Mit der Deutschen Bahn zu fahren, kann bekanntlich manchmal einem Abenteuer gleichen. Der gebuchte Zug kommt zu spät oder gar nicht, der Anschluss wird verpasst oder der Zug ist voll und man steht auf dem Gang. Was Meike Scheibeck, 76 Jahre alt und auf den Rollstuhl angewiesen, auf ihrer Fahrt von Bochum nach Gmund am Tegernsee erlebt hat, stellt diese fast schon alltäglichen Ärgernisse aber weit in den Schatten – anschließender Streit mit dem Kundenservice der Bahn inklusive.
Doch der Reihe nach: Die Seniorin aus Bochum, die im Rigeikenhof in Witten lebt, wollte nach dem Verlust ihres Mannes bei einer Kur in dem rund 50 Kilometer südlich von München gelegenen Ort zur Ruhe kommen und zu neuen Kräften finden. Um die Anreise für ihre Mutter so angenehm wie möglich zu gestalten, kaufte ihr Tochter Silke Martin ein Erste-Klasse-Ticket, mit einmaligem Umsteigen in München. Rund siebeneinhalb Stunden sollte die Fahrt dauern. Zusätzlich buchte die 55-Jährige persönlich im DB-Reisecenter im Hauptbahnhof Bochum den Mobilitätsservice der Bahn, der ihrer Mutter beim Ein- und Aussteigen an den Bahnhöfen helfen sollte. Doch dann ging schief, was schiefgehen konnte.

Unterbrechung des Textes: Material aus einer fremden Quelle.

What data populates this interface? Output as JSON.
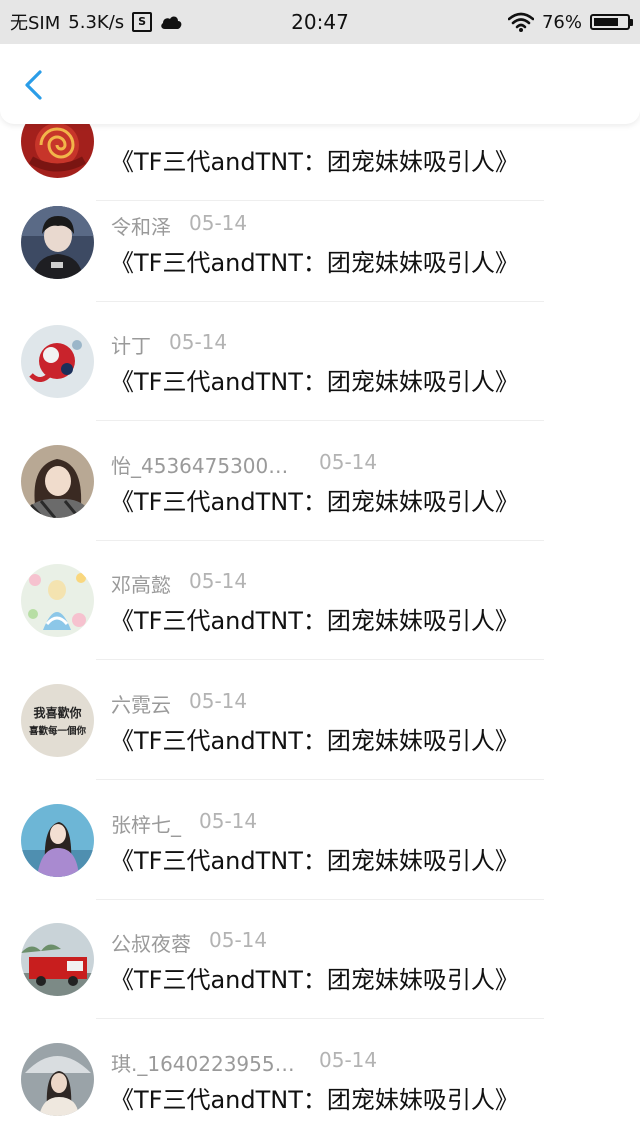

Schon beim Einstieg in Bochum gab es keine Hilfe von der Deutschen Bahn
Nach rund acht Stunden Irrfahrt und mehreren Umstiegen landete die schwerbehinderte Wittenerin am Bahnhof Nürnberg – noch über 200 Kilometer von ihrem Zielort entfernt. Auf Anraten einer Mitarbeiterin des Kundenservices nahm sich die Seniorin ein Taxi. Bis heute streitet ihre Tochter mit der Bahn um eine Rückerstattung der Kosten. Bisheriges Angebot der Bahn: 44,90 Euro.
Schon beim Einstieg in den ICE am Bochumer Hauptbahnhof waren Meike Scheibeck und Tochter Silke Martin, die sie zum Gleis begleitete, auf sich allein gestellt. Von einem Mitarbeiter der Bahn war weit und breit nichts zu sehen. Ein Mitreisender half der Seniorin im Rollstuhl schließlich in den Zug und auf ihren Platz.
Ihre Tochter beschwerte sich im Reisecenter und erfuhr, dass keine Hilfsdienste für ihre Mutter vorgesehen seien. „Dabei war ich doch persönlich vor Ort, um das zu buchen. Da geht man doch davon aus, dass das dann klappt“, ärgert sich die Polizistin.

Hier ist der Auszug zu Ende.